S’il y a quelque chose qu’elle n’envisagerait généralement pas, c’est de se faire soigner par des médecins professionnels. Après avoir pris le mélange d’herbes, sa douleur est pourtant devenue si extrême qu’elle pouvait à peine se tenir assise.

« J’ai été poussée à aller au centre hospitalier Ndihira [un hôpital privé à Kirumba] de peur que je ne meure », confie cette cultivatrice de Kirumba, une commune rurale au nord de Goma, dans l’est de la RD Congo.

Après une série d’examens médicaux, le médecin a constaté qu’elle avait un kyste de l’ovaire, déjà à un stade avancé.

Jamais Vihamba n’avait entendu parler d’un kyste de l’ovaire. Son ablation nécessitait une intervention chirurgicale.

Le cas de Vihamba est fréquent dans les zones rurales de la RD Congo où, en raison de l’absence d’accès aux soins de santé et d’une dépendance excessive à la médecine traditionnelle, beaucoup ne sont pas habitués aux contrôles médicaux. Lorsque les femmes développent des symptômes tels que des douleurs abdominales, la plupart font recours aux guérisseurs traditionnels ou font de leur choix des herbes pour l’automédication.
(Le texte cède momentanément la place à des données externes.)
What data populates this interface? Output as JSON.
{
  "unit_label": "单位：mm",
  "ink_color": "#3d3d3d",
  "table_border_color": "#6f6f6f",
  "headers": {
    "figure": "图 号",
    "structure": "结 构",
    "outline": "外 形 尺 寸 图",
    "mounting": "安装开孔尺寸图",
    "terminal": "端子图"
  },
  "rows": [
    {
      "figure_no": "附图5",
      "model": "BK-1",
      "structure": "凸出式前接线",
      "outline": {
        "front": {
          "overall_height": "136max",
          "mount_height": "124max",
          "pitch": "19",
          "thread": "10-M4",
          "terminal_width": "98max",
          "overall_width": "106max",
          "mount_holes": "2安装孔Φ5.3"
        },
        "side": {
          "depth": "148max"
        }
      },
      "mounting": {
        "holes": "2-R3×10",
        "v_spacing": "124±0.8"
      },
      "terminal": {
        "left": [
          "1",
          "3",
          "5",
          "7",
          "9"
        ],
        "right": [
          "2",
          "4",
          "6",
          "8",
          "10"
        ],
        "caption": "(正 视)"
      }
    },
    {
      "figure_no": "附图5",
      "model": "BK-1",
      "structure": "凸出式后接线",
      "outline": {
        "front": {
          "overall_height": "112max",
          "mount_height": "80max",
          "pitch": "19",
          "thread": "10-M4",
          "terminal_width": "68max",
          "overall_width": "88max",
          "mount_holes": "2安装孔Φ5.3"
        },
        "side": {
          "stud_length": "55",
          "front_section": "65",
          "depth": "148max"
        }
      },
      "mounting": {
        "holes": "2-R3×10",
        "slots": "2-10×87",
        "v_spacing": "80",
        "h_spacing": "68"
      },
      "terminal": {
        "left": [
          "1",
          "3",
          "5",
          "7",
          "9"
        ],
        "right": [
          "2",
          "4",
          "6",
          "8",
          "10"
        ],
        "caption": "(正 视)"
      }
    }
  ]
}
Souvent, elles se présentent en consultation médicale après une aggravation dangereuse de leur état. Les autorités sanitaires préviennent qu’en cas d’absence de sensibilisation de la communauté à la nécessité de faire des soins professionnels leur choix prioritaire, les femmes rurales en RD Congo risquent de graves problèmes de santé.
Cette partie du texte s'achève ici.